BG Group is one of 10 companies that signed new exploration and production agreements with the Bolivian government on October 28 under what is seen as the transition phase.

"The companies signed because the agreements give the companies the chance to obtain a return on investments and open the possibility of companies monetizing their existing reserves [in the country]," said Ponte. "They would not have signed otherwise."

In Bolivia, BG's has 100% of two producing gas fields, La Vertiente and Margarita.
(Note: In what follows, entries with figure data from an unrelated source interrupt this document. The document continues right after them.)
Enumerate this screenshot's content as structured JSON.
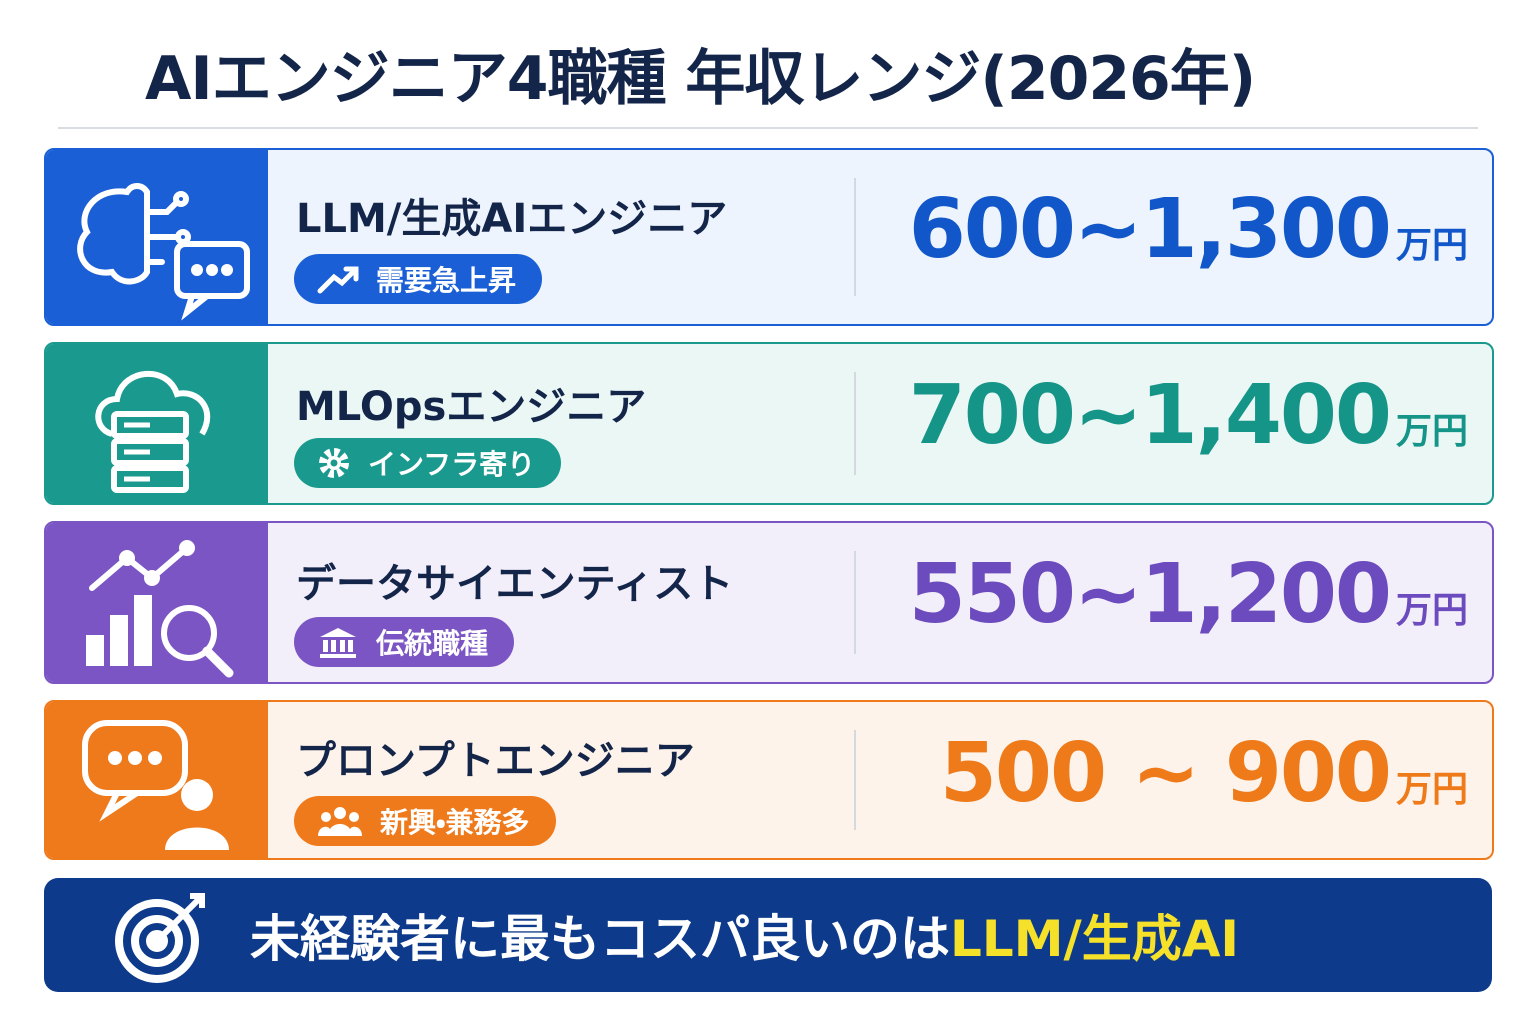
{
  "header": {
    "title": "AIエンジニア4職種 年収レンジ(2026年)"
  },
  "rows": [
    {
      "name": "LLM/生成AIエンジニア",
      "tag": "需要急上昇",
      "range": "600~1,300",
      "unit": "万円"
    },
    {
      "name": "MLOpsエンジニア",
      "tag": "インフラ寄り",
      "range": "700~1,400",
      "unit": "万円"
    },
    {
      "name": "データサイエンティスト",
      "tag": "伝統職種",
      "range": "550~1,200",
      "unit": "万円"
    },
    {
      "name": "プロンプトエンジニア",
      "tag": "新興・兼務多",
      "range": "500 ~ 900",
      "unit": "万円"
    }
  ],
  "footer": {
    "text": "未経験者に最もコスパ良いのは",
    "highlight": "LLM/生成AI"
  }
}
The company also has interests in another three areas where hydrocarbons have been discovered - Palo Marcado, Ibibobo and Itau - as well as in two exploration blocks, Caipipendi and Charagua.

BG and Bolivia's state-controlled oil company YPFB had been negotiating an E&P contract since May 1, when President Evo Morales announced the nationalization of all hydrocarbons reserves in the country.

While the nationalization gives property rights over all hydrocarbons produced in the country to the Bolivian government through YPFB, other companies can continue to explore and produce oil in the country but not sell the product.

The agreement moves away from the idea of being just a service provider as it allows profit sharing, Ponte said.

"BG does not only get a fee for producing gas or oil," he said. "BG also shares the profits and has to agree at which price the gas or oil is sold because the agreement says operations have to be profitable."

But new investments depend upon further appraisal.

"New investments will only be made if they are profitable," Ponte said. The agreement does not force BG to commit to new investments in the country.

The agreement is also positive for BG's other operations in the region, especially for Brazilian natural gas distributor Comgas, in which it has a joint controlling stake with Anglo-Dutch oil company Shell (NYSE: ADS).

Comgas distributes a significant amount of the some 12Mm3/d sold in the state of Sao Paulo.

The agreement also means Comgas might be able to count on Bolivian gas for future supply," Ponte said.